OxBlog

Wednesday, March 28, 2007

# Posted 5:21 PM by Patrick Porter  

STUFF: Its been a while since I've posted. I've been marking papers, trying to get some stuff published, and scraping away down at the archives. The glamorous life of the academic...

Flying over to New York tomorrow night for the Easter Break. For our readers who like soccer, I'll be dropping in to Nevada Smiths (74th, between 11 & 12th) to watch the Reds play Roma on the 4th and 10th of April. Glasses, black jumper, receding hairline, rippling physique. Find me I'll buy you a beer. Might see you, Randy!

In the meantime, open thread: history's most decisive battles?

Two criteria: they have to have macro-historical importance; and they should independently have their own impact (ie. battles that you think in themselves were decisive rather than simply being symptoms of underlying trends that were basically already going to happen).
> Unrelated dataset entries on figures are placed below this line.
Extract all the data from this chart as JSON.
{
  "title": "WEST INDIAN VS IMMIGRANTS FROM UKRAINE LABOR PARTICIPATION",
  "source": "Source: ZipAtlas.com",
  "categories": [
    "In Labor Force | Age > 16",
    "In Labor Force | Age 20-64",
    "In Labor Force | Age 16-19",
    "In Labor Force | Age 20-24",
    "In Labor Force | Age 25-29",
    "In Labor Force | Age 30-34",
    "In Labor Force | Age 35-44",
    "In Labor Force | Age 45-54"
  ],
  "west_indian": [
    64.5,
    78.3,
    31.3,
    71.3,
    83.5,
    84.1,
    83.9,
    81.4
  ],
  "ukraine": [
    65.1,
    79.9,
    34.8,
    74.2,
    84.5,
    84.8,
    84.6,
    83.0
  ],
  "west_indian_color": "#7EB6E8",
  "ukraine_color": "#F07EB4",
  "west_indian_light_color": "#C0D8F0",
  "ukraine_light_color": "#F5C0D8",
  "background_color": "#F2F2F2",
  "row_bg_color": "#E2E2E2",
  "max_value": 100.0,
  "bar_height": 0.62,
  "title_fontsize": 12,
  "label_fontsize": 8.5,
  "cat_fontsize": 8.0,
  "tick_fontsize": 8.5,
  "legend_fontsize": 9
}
Here are some candidates I can muster while falling asleep at the keyboard. They may not be correct, but they're worth considering: Trafalgar, Midway, Salamis, Gaugemela, Vienna (ie. in 1683), Tours (although this is v. controversial), Valmy, Hakata Bay. Just a few.

Views?

PS: And happy birthday, Dave Dyer!
(10) opinions -- Add your opinion

Comments:
Actium
 
Gettysburg
 
Talas field
 
Lepanto. FWIW, Cervantes was wounded there.
 
1. The Battle of Gravelines, or, more properly, the fate of the Spanish Armada. If the troops had landed, all bets are off in terms of the fate of the Dutch revolt, etc. etc.

Counterpoint: would a Spanish victory have led to even more headaches and faster overextension?

2. Battle of the Chesapeake. French fleet fails, war drags on... would there have been an Articles of Confederation, a US constitution, or a United States of America?

Counterpoint: could the British have won an even longer counter-insurgency campaign?

3. Battle of Alesia. The Romans lose at least significant portions of Gaul. Caeser loses, he probably dies. Now *that* would have changed the course of history.

Counterpoint: perhaps the Republic was doomed anyway? Would the Romans have retaken Gaul eventually?
 
Kursk? Sealed the fate of Nazi Germany onn the Eastern Front.
 
Midway. The combination of decisive command, taking chances, and sheer good luck, plus the strategic importance of the battle.
 
Milvian Bridge: consequently Pagan Rome was destroyed, and Christian Europe followed.

Stalingrad: consequently the encirclement and destruction of substantial Nazi forces, and only bad news for Hitler in the East from there to Berlin.

Orleans (or possibly Patay): consequently the failure of the Double Kingdom of England and France, and England and later Britain as not a continental land power.

Though of course, a successful Double Kingdom might have afforded itself an even bigger navy and a greater empire. But I think European history would have looked different without a state that could give refuge to relatively free thinkers and wall itself up behind the English Channel.

Which reminds me:

Battle of Sluys: made the English Channel English not French. (Which meant the Hundred Years War was fought in France not in England.)

I would strongly support Ail Jalut and Actium as great decisive battles. It's hard even to guess what might have happened if Mark Antony and Cleopatra VII had won, and Octavian instead of constructing the Roman world had exited history as a loser.